5. Hitting Targets: Serving with Intent

Take a handful of balls—preferably a bucket. Sketch circles in each of the four service boxes; make each target a bit different, keep it interesting. It can be solo work or a contest. No more aimless serving—every player aims for the bullseye. Miss, count a fault. With a group, tally up: who can thread the needle under pressure? In matches, this control separates winners from those still throwing darts in the dark.

6. Mini-Tennis for Match Toughness

Shed the perimeter lines; for this, only the service boxes count. Two against two or head-to-head, the rally is tight and controlled. Anything outside the box? Point to the other side. Suddenly, there’s nowhere to hide—players learn soft hands, clever angles, controlled aggression. It’s an honest dress rehearsal for real games, minus the margin for lazy mistakes.

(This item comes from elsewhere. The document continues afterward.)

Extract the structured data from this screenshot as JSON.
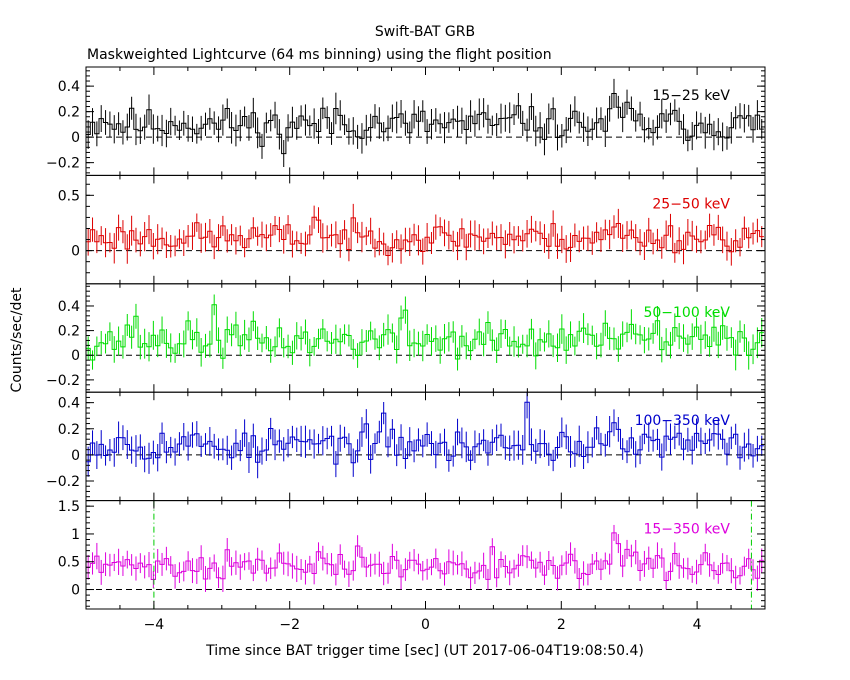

10 Tennis Drills Every Coach Who Wants Results Should Master

7. Train the Eyes and Hands

A timeless classic. One at the service box, another on the far baseline. Start with underhand tosses, let the ball bounce but once. Catch, return. Then ramp it up—one player hits the ball back as the other tries to snag it mid-air. Swap positions after a while. It looks like child’s play, but every throw and catch forges connectivity from eye to racket.

8. Quick Feet: Chase and Recover

This one’s all about movement. Two players: one in the center, planted on the service line; another with ball in hand, on the other side. The server fires to either wing—mid-court or corner. The central player must burst, return, and immediately spring back to center. Exhaustion nips at their heels. Swap roles after a few rounds. Bolts of agility, habits of resetting after every shot: they’re made here, not born.

9. Serve-Off: Team Duel

Split the crowd. Line them up on either side, each with a handful of balls. First team serves, tracking every success and failure. When their turn ends, swap sides. It becomes a cold math—numbers don’t lie. The glory? To the sharpest servers. The focus? Sharpened by the pressure of not letting teammates down.

10. Serve-and-Volley Renaissance

Even now, when baseline slugfests rule, the old serve-and-volley trick has its day—just ask Federer. Set up two players, one per side. Serve, then bolt toward the net, commit to reaching the next shot on the fly. Whether it’s a punchy forehand or a teasing lob, the goal is to touch the ball before it bounces. Run this drill in ten-shot bursts, then switch. Surface matters—a clay court will draw out rallies, grass and hard will test reactions in real time.

Innovation: Keep Experimenting

Every drill here earns its place, but real coaching never settles. If your squad spirals into double fault misery, hammer serving until wrists ache. Watch, listen, and adapt. Don’t get stale—explore, tweak, steal ideas if you must. The mark of a sharp coach isn’t a menu of memorized drills, but a willingness to hunt for something new, driven by the unique flaws and flashes of every team.